Sounds good! Also sounds like the drummer was the engineer. :-)
Old 8th September 2019
  #9
Lives for gear
Quote:
Originally Posted by GreySlothStudio View Post
These demo’s should show anybody on a very tight budget that you can truly produce great sounding demo tracks utilizing a bottom-barrel mixer, standard mic’s found at literally any music shop, wothout wasting money on budget condensers.
Interesting that you think low-end dynamics and interfaces are fine but low-end condensers aren't. ? Agree to disagree there. Of course it depends on the specifics.
Old 10th September 2019
  #10
Quote:
Originally Posted by bill5 View Post
Interesting that you think low-end dynamics and interfaces are fine but low-end condensers aren't. ? Agree to disagree there. Of course it depends on the specifics.
I believe that seldom does a truly low end condenser (MXL 990 for example) represent a great bang-for-your-buck value or output/sound. However, a $90 used dynamic mic can apparently sound good and not need much in the way of EQ and compression to represent an entire drum kit.

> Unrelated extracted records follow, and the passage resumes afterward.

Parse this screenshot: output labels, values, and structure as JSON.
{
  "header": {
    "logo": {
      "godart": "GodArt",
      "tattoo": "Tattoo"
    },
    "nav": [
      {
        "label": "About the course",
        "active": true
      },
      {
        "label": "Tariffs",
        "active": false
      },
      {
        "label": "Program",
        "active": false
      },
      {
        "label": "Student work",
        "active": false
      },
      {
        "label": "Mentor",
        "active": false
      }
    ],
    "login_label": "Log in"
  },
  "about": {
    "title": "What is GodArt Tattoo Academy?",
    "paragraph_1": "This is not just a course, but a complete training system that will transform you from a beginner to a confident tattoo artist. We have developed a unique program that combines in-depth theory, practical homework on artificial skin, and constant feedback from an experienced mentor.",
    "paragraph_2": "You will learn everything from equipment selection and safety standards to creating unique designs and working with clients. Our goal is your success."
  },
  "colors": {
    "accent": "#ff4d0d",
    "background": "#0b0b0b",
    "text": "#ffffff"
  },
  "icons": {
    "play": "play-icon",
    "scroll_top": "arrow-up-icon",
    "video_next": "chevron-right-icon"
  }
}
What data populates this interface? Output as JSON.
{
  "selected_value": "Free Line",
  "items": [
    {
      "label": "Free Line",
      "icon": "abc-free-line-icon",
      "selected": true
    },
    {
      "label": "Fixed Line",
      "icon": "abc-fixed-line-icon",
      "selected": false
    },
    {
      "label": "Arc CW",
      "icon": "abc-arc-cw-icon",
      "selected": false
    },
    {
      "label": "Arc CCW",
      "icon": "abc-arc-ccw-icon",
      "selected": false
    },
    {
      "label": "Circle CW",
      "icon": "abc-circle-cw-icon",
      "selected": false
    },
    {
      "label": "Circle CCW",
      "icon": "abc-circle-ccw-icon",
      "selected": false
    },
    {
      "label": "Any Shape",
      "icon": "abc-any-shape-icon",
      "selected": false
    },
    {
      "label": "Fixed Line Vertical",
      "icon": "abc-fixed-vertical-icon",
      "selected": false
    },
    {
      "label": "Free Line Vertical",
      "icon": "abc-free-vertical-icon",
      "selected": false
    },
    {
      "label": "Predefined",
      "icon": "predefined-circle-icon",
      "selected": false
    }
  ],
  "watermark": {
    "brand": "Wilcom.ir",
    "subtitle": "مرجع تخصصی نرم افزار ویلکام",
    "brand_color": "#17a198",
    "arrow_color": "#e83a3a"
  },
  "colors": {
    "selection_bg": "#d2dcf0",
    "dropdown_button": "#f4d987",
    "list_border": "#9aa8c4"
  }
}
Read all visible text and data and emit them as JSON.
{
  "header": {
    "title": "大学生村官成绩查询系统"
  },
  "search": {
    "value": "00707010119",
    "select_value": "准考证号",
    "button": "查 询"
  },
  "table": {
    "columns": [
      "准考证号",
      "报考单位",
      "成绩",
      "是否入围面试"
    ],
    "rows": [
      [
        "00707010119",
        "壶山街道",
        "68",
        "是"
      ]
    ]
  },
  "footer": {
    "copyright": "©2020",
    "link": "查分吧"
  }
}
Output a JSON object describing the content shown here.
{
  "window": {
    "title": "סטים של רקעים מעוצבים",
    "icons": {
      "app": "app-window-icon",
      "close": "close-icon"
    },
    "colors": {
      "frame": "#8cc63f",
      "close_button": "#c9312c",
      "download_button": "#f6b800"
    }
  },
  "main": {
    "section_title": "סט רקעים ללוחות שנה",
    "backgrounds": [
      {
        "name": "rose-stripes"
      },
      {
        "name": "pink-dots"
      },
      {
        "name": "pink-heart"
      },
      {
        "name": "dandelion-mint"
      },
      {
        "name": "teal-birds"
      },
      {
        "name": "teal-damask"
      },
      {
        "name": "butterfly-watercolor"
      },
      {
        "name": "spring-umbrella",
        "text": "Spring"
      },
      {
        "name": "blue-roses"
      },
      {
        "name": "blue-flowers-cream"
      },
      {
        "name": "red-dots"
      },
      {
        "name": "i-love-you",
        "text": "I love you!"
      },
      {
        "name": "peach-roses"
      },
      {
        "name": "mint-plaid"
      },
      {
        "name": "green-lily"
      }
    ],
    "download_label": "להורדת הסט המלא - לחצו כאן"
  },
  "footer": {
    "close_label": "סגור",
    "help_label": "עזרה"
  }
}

I am very much in to the iSK pearls, btw. I think that for $29, they truly do represent great value and can capture some great tones.

I think my overall point was that the $100 for a low end condenser would be better spent (by far) on a used dynamic mic, OR a used Behringer mixer. The preamps are useable. The EQ is usable. I think that preamps being gain stages for microphones can be made WELL or SOLIDLY for next to near nothing in a Chinese sweat shop by Behringer. What I cannot say from my own hearing is that my money would be better spent on one cheap condenser vs a Behringer Xynyx series or vs a used Audix dynamic mic or Sennheiser dynamic mic.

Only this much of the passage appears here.